- BlockFi received a $250 million line of credit from FTX.
- Massive leverage is the root of many problems afflicting the crypto community.
The current bear market and the aftermath of Terra LUNA and UST last month have significantly impacted the crypto industry. The demise of Terra set off a chain reaction that resulted in substantial losses for a large number of liable companies.
Massive leverage is the root of many problems afflicting the crypto community, with much of the contagious impact connected to lending and borrowing money. Celsius halted withdrawals almost two weeks ago, and those acquainted with the subject have said that Celsius is experiencing significant financial difficulties.
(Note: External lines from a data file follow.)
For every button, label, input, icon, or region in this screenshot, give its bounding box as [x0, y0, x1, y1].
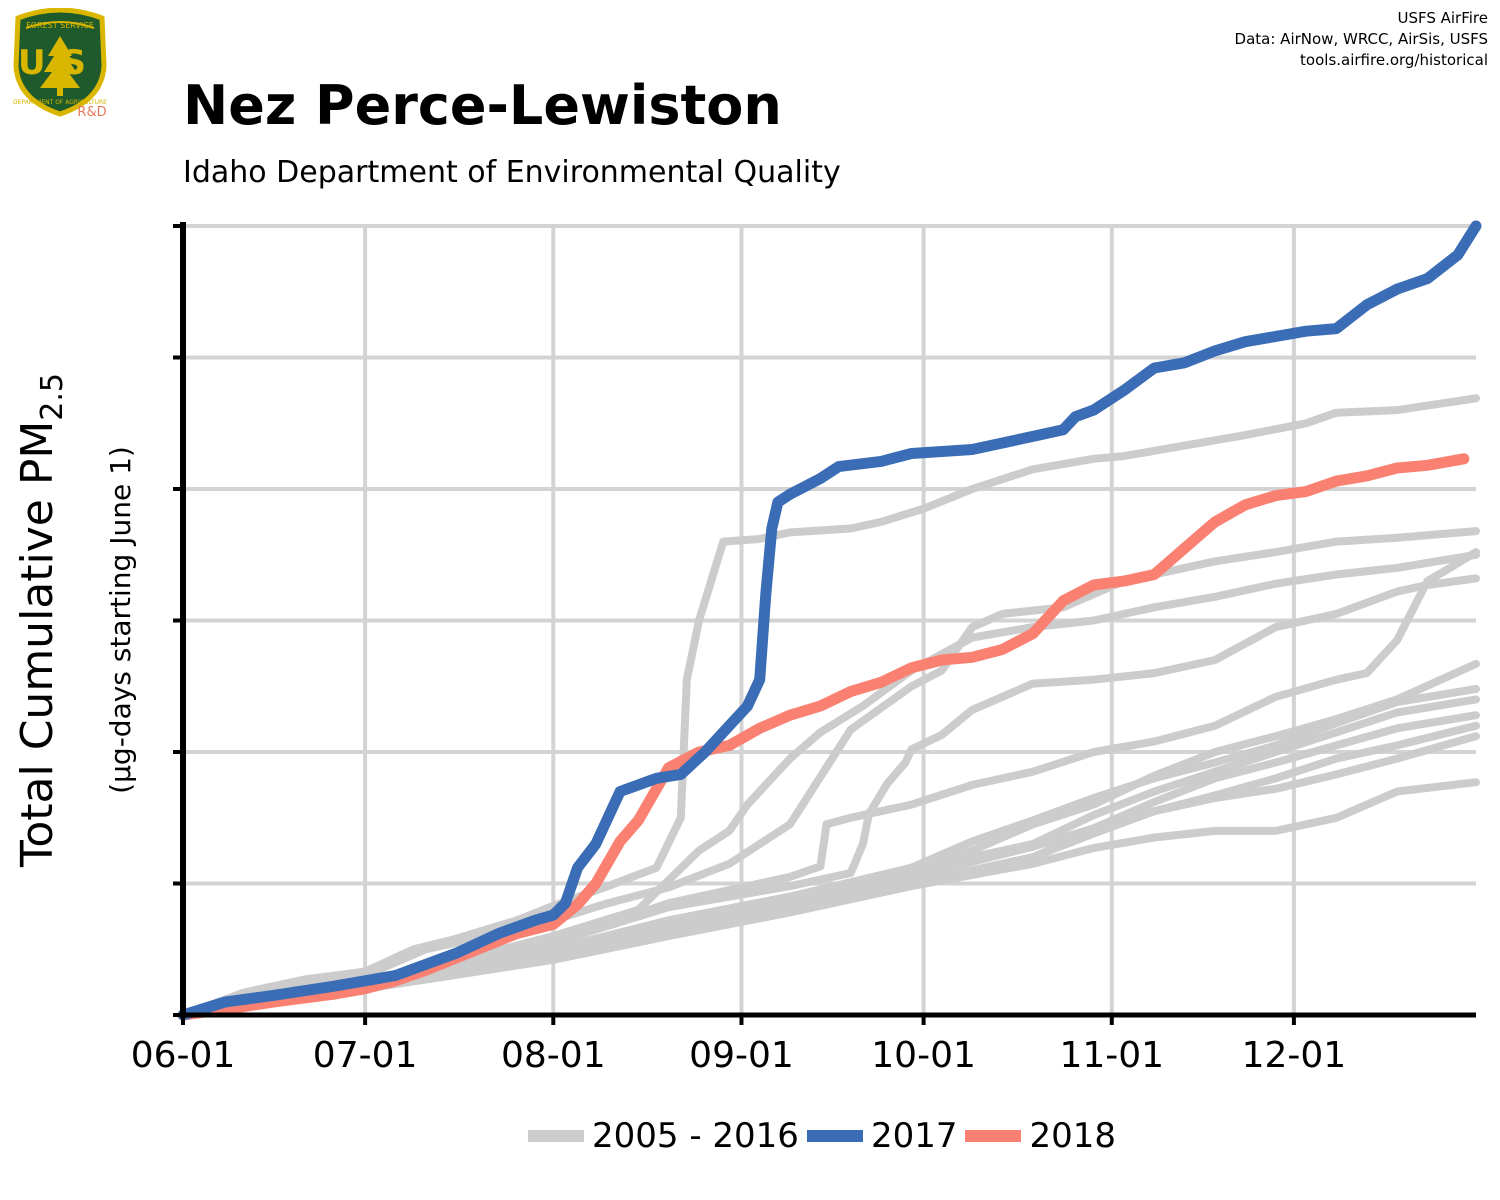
legend-swatch-2018 [965, 1130, 1022, 1142]
legend-item-historical: 2005 - 2016 [528, 1116, 799, 1156]
legend-item-2017: 2017 [806, 1116, 958, 1156]
svg-text:FOREST SERVICE: FOREST SERVICE [26, 21, 94, 30]
legend: 2005 - 2016 2017 2018 [528, 1114, 1124, 1158]
legend-item-2018: 2018 [965, 1116, 1116, 1156]
highlight-series-layer [177, 220, 1482, 1021]
x-tick-label: 09-01 [689, 1035, 794, 1076]
historical-series-layer [179, 394, 1480, 1019]
y-axis-label-units: (µg-days starting June 1) [104, 446, 137, 794]
legend-label-2018: 2018 [1029, 1116, 1117, 1156]
legend-swatch-historical [528, 1130, 584, 1142]
y-axis-label-subscript: 2.5 [35, 373, 70, 421]
x-tick-label: 10-01 [871, 1035, 976, 1076]
chart-subtitle: Idaho Department of Environmental Qualit… [183, 155, 841, 190]
x-tick-label: 12-01 [1242, 1035, 1347, 1076]
x-tick-label: 08-01 [501, 1035, 606, 1076]
credits-line-3: tools.airfire.org/historical [1300, 51, 1488, 69]
x-tick-label: 11-01 [1059, 1035, 1164, 1076]
data-credits: USFS AirFire Data: AirNow, WRCC, AirSis,… [1235, 8, 1488, 71]
legend-label-2017: 2017 [870, 1116, 958, 1156]
series-line-2005-2016 [179, 527, 1480, 1019]
credits-line-2: Data: AirNow, WRCC, AirSis, USFS [1234, 30, 1488, 48]
y-axis-label-text: Total Cumulative PM [12, 421, 63, 868]
series-line-2017 [177, 220, 1482, 1021]
svg-text:R&D: R&D [77, 105, 106, 120]
tick-label-layer: 06-01 07-01 08-01 09-01 10-01 11-01 12-01 [131, 1035, 1346, 1076]
axis-layer [173, 222, 1476, 1025]
x-tick-label: 07-01 [313, 1035, 418, 1076]
svg-text:DEPARTMENT OF AGRICULTURE: DEPARTMENT OF AGRICULTURE [13, 99, 107, 106]
series-line-2005-2016 [179, 778, 1480, 1019]
series-line-2005-2016 [179, 550, 1480, 1019]
usfs-logo: FOREST SERVICE US DEPARTMENT OF AGRICULT… [8, 7, 112, 120]
chart-title: Nez Perce-Lewiston [183, 74, 782, 137]
shield-icon: FOREST SERVICE US DEPARTMENT OF AGRICULT… [13, 7, 107, 120]
x-tick-label: 06-01 [131, 1035, 236, 1076]
credits-line-1: USFS AirFire [1397, 9, 1488, 27]
legend-label-historical: 2005 - 2016 [592, 1116, 799, 1156]
y-axis-label: Total Cumulative PM2.5 (µg-days starting… [12, 373, 137, 868]
y-axis-label-main: Total Cumulative PM2.5 [12, 373, 70, 868]
legend-swatch-2017 [806, 1130, 863, 1142]
series-line-2005-2016 [179, 574, 1480, 1019]
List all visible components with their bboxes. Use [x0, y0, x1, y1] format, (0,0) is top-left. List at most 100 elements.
The Terra Catastrophe Still Haunting
Three Arrows Capital (3AC), a Singapore-based crypto hedge firm, purportedly acquired $200 million worth of locked LUNA classic (LUNC) that is currently worth $700 due to critical liquidations. Terra, Celsius, and 3AC’s problems have spread to other cryptocurrency companies.
Alameda Research, Bankman’s quantitative cryptocurrency trading business, provided Voyager Digital with a $500 million line of credit to assist the company deal with 3AC risk. BlockFi received a $250 million line of credit from his cryptocurrency exchange FTX on June 21.
3AC’s financial difficulties “couldn’t have happened with an on-chain protocol that was transparent,” Bankman-Fried tweeted in June. FTX CEO Bankman-Fried spoke with Forbes author Steven Ehrlich about crypto exchanges that are “secretly insolvent” on June 28, 2022.
According to the CEO of FTX, a growing number of platforms may go down due to financial difficulties in the near future. Bankman-Fried said, “There are some third-tier exchanges that are already secretly insolvent.” Because of the size of the hole in the balance sheet, regulatory concerns, or the fact that there is not much of a company remaining to be salvaged, backstopping these businesses would be impractical, he said.